A recent writer for the American Legion's monthly magazine fears that an article by National Commander Earl Cocke, Jr. was too subtle for Legion members. There was some question whether readers would recognize their commander's references to "pastel mink coats, Phi Beta Kappa keys, and deference to the British Foreign Office." In answer to this call for help from the ranks, "American Legion" has taken off its kid gloves.
It takes guts for a national magazine to attack the Red Menace in this country, but "American Legion" has been running such expose articles for over a year now. One of the first was "That Man Budenz" in the November 1950 issue, describing the virtues of professional ex-Communist Louis Budenz. Unfortunately columnist Joseph Alsop has just turned up evidence showing Budenz to be little less than an outright liar under oath.
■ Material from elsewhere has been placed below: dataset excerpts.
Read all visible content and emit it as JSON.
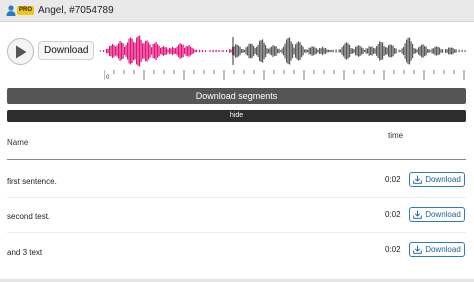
{
  "header": {
    "title": "Angel, #7054789",
    "badge": "PRO",
    "icon": "user-icon"
  },
  "player": {
    "download_label": "Download",
    "ruler_start": "0",
    "played_color": "#e0157c",
    "unplayed_color": "#5a5a5a"
  },
  "actions": {
    "download_segments": "Download segments",
    "hide": "hide"
  },
  "table": {
    "columns": {
      "name": "Name",
      "time": "time"
    },
    "rows": [
      {
        "text": "first sentence.",
        "time": "0:02",
        "action": "Download"
      },
      {
        "text": "second test.",
        "time": "0:02",
        "action": "Download"
      },
      {
        "text": "and 3 text",
        "time": "0:02",
        "action": "Download"
      }
    ]
  },
  "colors": {
    "accent": "#2b7bc4",
    "dark_button": "#555555"
  }
}
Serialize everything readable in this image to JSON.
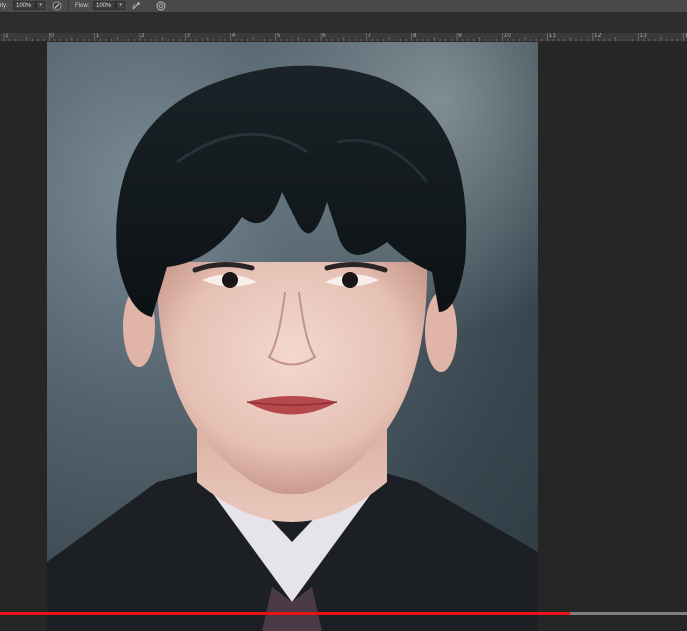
{
  "options_bar": {
    "opacity_label": "ity:",
    "opacity_value": "100%",
    "flow_label": "Flow:",
    "flow_value": "100%",
    "pressure_opacity_icon": "pressure-pen-icon",
    "airbrush_icon": "airbrush-icon",
    "pressure_size_icon": "pressure-size-icon"
  },
  "ruler": {
    "labels": [
      "1",
      "0",
      "1",
      "2",
      "3",
      "4",
      "5",
      "6",
      "7",
      "8",
      "9",
      "10",
      "11",
      "12",
      "13",
      "14"
    ]
  },
  "document": {
    "content": "portrait-photo"
  },
  "video": {
    "progress_fraction": 0.83
  },
  "colors": {
    "ui_background": "#262626",
    "options_bar": "#4a4a4a",
    "progress_played": "#e8141b"
  }
}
Then, last May, "American Legion" ran an expose entitled "You Should Know About This Book." The book was a Mentor Pocket edition called "Good Reading." The magazine warns us that "unknown even to the publishers, some poisonous pages were slipped into this book, of which two million copies have been sold." These pages "are loaded to the gunnels with the deadly microbes of mental blight straight from the Marxist laboratories of psychological warfare . . . When exposed to the infection, immature, unstable, or impressionable (though innocent) minds might well become permanently warped!" Several paragraphs later we learn the reason for this philippic--"the book unblushingly pays tribute to those badly decomposed tuberoses of demagoguery, Henry Wallace's `Sixty Million Jobs' and Wendell Willkie's `One World'."
But it is in the September issue that "American Legion" unleashes its Sunday punch and names names, in a lead article by Eugene Lyons. Mr. Lyons titles the article "Our New Privileged Class"; he is piqued that there are people who have been accused of communist sympathies (by such sources as Louis Budenz and "Red Channels") but have not been struck by "the lightning of society's wrath." He shows a picture of the State Department's John Carter Vincent, and underneath runs the stinging indictment: "From China to Switzerland to North Africa." At the top of another page is a string of photos labeled "Dear to the Hearts of Left-wingers are these controversial figures." Here we find composer Aaron Copland, "recently appointed to a choice chair at Harvard"--and Owen Lattimore, "stung by accusations, he wrote a whimpering lament." The editors of "American Legion" add that this article "Makes the Harvards look ingenuous." It may at that, but only by comparison.